Oggi, però, molti finanziamenti alle ONG, ad entità altamente politicizzate, a veicoli mediatici, ad artisti provengono da alcune poco dissimulate fondazioni mantenute da noti miliardari, anche della finanza internazionale che, manipolando la diffusione di false e spesso pessime prospettive, riescono a minare l’immagine dell’economia di certi governi, e mettono in crisi le rispettive borse; allora, molti investimenti si riversano su altri mercati, mentre questi stessi poco etici investitori che stanno dietro alle “generose” fondazioni, speculano acquistando titoli in ribasso, al minor costo per poi rivenderli, non appena le rispettive economie si riprendono e con ciò, condizionano anche le parità monetarie, com’è avvenuto a suo tempo con la stessa Italia, il Giappone, Messico, Tailandia ecc. ecc., ottenendo elevatissimi risultati lucrativi.

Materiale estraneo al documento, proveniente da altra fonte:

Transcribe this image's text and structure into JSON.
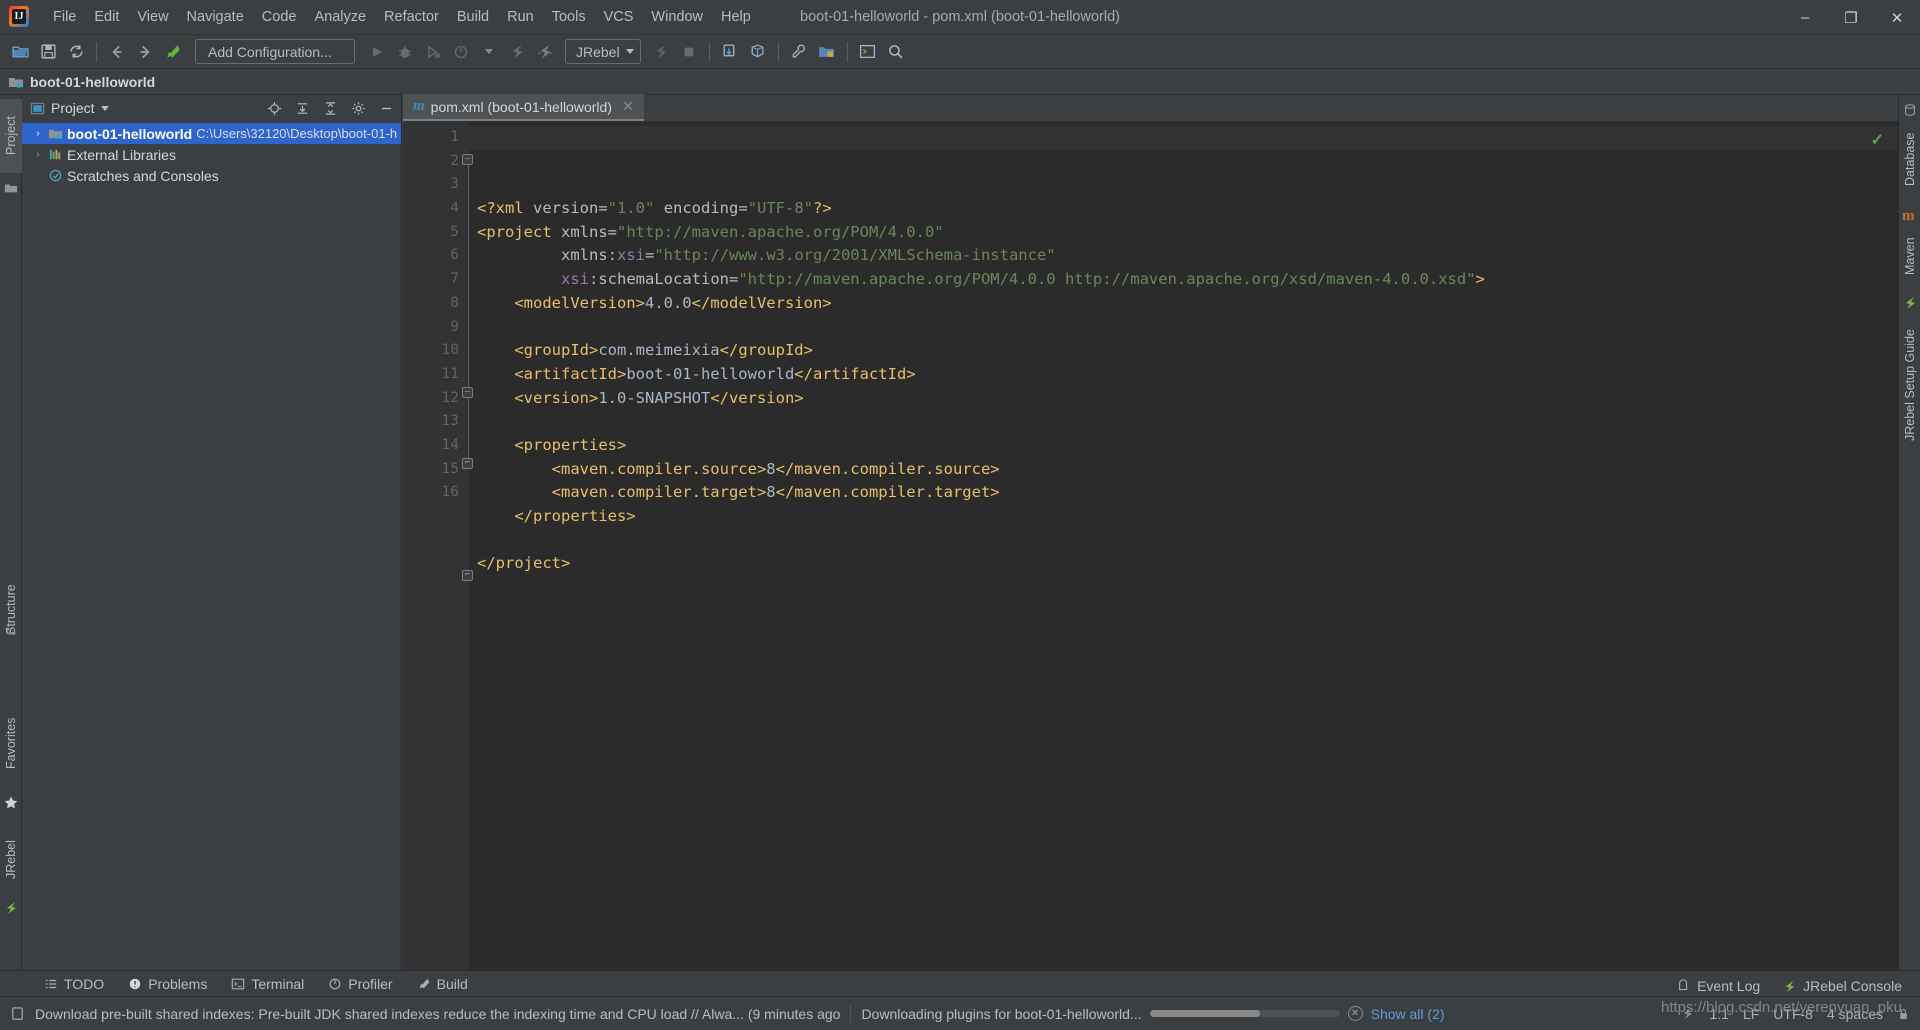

E con ciò, si alimenta la guerra di giornalisti, TV, emittenti radiofoniche, artisti, ONG, politicanti, ambientalisti, sindacalisti e perfino religiosi cattolici come della Teologia della Liberazione, alla quale anche l’attuale papa socialista, con i suoi pronunciamenti inconvenienti, non è affatto estraneo. Nel caso della drammatizzazione del caso amazzonico, hanno scatenato una fortissima, quanto sordida campagna di distruzione della reputazione del presidente Bolsonaro che fin dall’inizio si è sempre dichiarato come ostinato conservatore, difensore dell’etica, dei principi morali e religiosi, a favore della tradizionale famiglia formata da padre e madre che educano i propri figli, senza nascondere che la su preferenza andava agli investimenti delle scuole basiche invece di elargire fondi agli istituti universitari, dove di solito vi si formano soprattutto militanti invece di professionisti ed un enorme numero di analfabeti funzionali, incapaci di interpretare testi anche elementari. Inoltre. da sempre, era ed è diametralmente contrario all’ideologia di genere che contumaci sinistri mancini avevano cominciato ad introdurre nelle scuole elementari brasiliane, con la palese finalità di limitare l’influenza e l’autorità dei genitori, essendo tale progetto pure fortemente incoraggiato dall’UNESCO come spiega il didattico saggio MACHIAVEL PEDAGOGIQUE dell’autore francese Pascal Bernardin.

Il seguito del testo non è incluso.